Essa deterioração explicaria a recente rebelião de Yevgeny Prigozhin, que, embora tenha sido rapidamente neutralizada através de negociações, com o líder do grupo mercenário Wagner se exilando na Bielorrússia, mostrou o que poderia ser um sinal de fraqueza no governo russo.
Fim do acordo de exportação de alimentos ucranianos pode ser parte de uma nova estratégia russa
Embora um desafio tão ostensivo ao poder de Vladimir Putin seja uma novidade na política russa, é muito cedo para se decretar o ocaso do governante, no poder desde 1999. Pode ser, na verdade, uma nova estratégia, de prejudicar os interesses de países que apoiam a Ucrânia.
Há relatos de que combatentes do mesmo Grupo Wagner estariam envolvidos no golpe de Estado que derrubou o presidente do Niger, na região do Sahel, na África, o que tem o potencial de criar um conflito maior na região, já que países da Comunidade Econômica dos Estados da África Ocidental assumiram posição clara a favor do presidente deposto e Burkina Faso e Mali apoiaram o outro lado, ambos dando declarações fortes.
Os Estados Unidos e países da Europa Ocidental, que são os principais apoiadores, e garantem o esforço de guerra ucraniano, são direta ou indiretamente prejudicados por ambas as situações.
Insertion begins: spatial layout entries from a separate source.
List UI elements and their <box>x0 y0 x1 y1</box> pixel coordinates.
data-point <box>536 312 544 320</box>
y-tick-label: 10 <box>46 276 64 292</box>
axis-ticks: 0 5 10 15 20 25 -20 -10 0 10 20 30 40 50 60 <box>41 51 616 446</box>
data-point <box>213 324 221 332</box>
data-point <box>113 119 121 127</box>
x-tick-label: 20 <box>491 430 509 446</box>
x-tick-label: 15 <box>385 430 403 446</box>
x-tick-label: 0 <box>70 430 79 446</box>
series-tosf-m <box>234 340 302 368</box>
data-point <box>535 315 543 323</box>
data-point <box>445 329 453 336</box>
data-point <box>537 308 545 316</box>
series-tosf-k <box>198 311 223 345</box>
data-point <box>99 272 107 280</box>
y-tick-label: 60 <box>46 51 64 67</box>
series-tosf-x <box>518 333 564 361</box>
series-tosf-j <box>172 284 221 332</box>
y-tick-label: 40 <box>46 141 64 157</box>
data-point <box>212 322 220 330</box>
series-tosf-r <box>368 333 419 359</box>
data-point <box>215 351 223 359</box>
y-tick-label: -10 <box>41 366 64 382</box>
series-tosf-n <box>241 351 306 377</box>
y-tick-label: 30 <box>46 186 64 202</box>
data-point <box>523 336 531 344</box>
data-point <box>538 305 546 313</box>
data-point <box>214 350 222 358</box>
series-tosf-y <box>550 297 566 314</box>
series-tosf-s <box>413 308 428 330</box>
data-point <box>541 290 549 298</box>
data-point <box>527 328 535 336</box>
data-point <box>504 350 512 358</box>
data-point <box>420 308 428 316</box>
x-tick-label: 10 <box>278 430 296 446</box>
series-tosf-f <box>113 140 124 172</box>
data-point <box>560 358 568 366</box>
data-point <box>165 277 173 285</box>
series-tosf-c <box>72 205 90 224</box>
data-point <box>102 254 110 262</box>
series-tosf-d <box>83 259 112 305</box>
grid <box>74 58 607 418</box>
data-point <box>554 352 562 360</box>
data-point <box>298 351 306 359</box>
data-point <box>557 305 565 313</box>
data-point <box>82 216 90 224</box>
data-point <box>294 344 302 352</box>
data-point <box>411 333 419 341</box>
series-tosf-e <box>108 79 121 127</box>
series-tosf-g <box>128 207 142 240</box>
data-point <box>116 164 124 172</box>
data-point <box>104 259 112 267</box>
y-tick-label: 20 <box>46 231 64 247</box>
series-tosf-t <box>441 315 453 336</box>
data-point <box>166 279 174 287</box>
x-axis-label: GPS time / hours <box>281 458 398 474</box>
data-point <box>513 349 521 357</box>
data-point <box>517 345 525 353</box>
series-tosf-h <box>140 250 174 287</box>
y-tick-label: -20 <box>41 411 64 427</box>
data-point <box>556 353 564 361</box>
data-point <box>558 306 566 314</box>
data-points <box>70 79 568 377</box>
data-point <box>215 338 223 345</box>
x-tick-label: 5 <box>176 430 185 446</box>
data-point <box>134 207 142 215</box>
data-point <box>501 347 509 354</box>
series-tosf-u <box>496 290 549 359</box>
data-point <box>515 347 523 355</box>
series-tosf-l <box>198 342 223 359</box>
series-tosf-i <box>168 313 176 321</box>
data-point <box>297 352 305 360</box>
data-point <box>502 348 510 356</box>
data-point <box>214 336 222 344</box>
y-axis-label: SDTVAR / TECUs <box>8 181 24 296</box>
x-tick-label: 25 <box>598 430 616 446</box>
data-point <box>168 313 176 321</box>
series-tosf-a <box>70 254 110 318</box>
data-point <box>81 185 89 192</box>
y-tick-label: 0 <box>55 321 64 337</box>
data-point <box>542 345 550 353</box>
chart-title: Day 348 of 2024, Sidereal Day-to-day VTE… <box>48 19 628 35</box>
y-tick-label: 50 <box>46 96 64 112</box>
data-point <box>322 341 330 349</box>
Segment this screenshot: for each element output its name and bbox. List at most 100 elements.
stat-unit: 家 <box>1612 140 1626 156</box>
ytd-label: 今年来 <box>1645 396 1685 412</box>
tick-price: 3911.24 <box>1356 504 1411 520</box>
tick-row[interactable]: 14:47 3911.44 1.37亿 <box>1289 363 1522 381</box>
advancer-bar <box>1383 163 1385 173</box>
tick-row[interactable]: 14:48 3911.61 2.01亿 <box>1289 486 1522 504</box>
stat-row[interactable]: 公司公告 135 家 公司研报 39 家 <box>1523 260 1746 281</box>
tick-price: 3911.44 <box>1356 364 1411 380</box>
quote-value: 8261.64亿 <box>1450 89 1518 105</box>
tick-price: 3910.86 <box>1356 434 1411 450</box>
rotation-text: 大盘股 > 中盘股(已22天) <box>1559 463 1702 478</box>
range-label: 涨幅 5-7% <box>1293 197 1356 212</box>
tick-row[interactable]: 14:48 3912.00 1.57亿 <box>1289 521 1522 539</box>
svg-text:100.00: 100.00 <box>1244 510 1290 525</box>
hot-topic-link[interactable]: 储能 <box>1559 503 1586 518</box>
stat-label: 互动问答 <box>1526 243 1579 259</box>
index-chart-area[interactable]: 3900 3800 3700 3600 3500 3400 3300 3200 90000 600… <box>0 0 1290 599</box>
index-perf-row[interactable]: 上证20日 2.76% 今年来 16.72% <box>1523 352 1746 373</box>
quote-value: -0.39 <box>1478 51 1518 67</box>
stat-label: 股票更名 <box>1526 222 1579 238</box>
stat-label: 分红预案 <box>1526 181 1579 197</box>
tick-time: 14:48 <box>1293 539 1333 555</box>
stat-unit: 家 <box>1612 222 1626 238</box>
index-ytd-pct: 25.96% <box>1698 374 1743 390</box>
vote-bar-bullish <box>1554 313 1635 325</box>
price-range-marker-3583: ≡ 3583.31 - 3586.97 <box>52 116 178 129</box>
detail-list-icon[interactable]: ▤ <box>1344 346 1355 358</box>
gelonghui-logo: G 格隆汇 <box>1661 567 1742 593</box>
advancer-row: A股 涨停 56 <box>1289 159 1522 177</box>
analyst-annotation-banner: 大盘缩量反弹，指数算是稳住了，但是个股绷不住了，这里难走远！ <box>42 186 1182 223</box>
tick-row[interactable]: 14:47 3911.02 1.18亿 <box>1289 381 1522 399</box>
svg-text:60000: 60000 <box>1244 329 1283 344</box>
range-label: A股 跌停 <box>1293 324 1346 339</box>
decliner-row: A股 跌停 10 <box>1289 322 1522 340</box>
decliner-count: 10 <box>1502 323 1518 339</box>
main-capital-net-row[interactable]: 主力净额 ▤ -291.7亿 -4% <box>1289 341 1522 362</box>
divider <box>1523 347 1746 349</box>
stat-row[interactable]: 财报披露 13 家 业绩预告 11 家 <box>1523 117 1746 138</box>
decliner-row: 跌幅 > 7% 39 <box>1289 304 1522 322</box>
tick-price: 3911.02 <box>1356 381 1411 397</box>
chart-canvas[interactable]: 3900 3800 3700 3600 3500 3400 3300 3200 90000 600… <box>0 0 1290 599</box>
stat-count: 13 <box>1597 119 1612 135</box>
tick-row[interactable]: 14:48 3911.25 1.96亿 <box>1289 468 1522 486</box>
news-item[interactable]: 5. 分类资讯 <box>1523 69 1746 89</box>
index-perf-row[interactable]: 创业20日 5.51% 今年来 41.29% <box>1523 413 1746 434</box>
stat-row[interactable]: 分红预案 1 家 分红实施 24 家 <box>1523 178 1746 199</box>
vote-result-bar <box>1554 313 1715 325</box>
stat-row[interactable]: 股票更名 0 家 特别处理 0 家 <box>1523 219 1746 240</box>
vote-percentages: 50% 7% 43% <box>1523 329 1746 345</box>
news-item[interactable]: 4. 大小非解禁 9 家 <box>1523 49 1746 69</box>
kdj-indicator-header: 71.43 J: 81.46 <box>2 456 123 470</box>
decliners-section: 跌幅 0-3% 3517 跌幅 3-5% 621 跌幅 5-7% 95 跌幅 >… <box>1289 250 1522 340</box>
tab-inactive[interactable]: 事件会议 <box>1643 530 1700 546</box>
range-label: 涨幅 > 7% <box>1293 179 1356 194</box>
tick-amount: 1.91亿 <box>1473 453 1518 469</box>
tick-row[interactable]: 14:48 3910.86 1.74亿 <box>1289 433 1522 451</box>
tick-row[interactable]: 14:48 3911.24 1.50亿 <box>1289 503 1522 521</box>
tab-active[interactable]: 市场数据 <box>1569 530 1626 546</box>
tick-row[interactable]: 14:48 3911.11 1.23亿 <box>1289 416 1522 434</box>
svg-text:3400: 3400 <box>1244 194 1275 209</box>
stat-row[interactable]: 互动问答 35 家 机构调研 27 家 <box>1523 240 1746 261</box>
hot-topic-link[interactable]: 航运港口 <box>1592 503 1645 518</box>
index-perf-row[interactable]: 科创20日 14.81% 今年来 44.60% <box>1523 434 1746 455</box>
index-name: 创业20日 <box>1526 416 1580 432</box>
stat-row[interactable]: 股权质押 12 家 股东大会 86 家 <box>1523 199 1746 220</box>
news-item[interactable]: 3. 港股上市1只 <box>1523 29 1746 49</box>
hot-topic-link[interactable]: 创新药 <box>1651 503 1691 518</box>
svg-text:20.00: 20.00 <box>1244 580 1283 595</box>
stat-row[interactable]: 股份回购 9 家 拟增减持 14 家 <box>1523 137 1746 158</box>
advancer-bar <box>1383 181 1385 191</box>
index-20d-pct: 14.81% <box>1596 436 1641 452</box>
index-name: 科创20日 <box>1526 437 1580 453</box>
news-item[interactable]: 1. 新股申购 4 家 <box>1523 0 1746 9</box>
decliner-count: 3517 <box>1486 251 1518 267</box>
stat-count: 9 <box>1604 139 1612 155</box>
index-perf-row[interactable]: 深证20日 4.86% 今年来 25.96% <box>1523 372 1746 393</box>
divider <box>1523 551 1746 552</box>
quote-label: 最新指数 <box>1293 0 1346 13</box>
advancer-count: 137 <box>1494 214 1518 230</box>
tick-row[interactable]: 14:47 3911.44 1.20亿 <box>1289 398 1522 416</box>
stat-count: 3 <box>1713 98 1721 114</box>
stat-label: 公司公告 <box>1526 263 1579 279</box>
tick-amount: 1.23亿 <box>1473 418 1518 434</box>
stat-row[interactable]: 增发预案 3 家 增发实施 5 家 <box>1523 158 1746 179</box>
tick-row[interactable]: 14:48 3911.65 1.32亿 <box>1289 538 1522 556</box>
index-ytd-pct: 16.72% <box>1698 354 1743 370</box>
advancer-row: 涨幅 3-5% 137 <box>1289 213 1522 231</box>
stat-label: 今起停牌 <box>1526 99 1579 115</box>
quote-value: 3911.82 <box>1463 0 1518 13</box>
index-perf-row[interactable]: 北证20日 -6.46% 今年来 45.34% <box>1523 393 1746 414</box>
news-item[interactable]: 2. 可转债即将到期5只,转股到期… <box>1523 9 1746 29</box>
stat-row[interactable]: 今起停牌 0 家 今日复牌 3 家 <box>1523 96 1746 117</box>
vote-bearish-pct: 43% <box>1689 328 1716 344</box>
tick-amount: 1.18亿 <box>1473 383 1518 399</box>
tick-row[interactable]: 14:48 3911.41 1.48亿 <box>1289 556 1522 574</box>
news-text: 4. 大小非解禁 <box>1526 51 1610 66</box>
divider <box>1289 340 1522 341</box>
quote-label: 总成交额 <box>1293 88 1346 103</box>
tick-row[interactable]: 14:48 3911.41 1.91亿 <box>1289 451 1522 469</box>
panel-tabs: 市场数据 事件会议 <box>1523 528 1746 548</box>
A falta de grãos ucranianos no mercado tem o potencial inflacionário em todo o mundo, e a entre os países europeus ocidentais, a França, por exemplo, tem grandes interesses econômicos em suas ex-colônias, como o Niger.
Somados ao fato de que a aguardada contraofensiva ucraniana tem progressos lentos, já que o Exército Russo preparou suas defesas, o conflito tende a se estender indefinidamente.
Seria razoável supor que, da mesma maneira que a guerra é custosa e desgastante para a Rússia, faça parte de uma nova estratégia de Moscou torná-la também mais custosa e desgastante para os países que apoiam a Ucrânia, pensando, inclusive, em qual seria a posição de Rússia, Ucrânia, e seus respectivos aliados em eventuais negociações de paz.
Conclusão
Há necessidade de esforços diplomáticos para evitar a crise da insegurança alimentar, e eles têm boa chance de sucesso. O conflito no Leste europeu, entretanto, parece longe de acabar.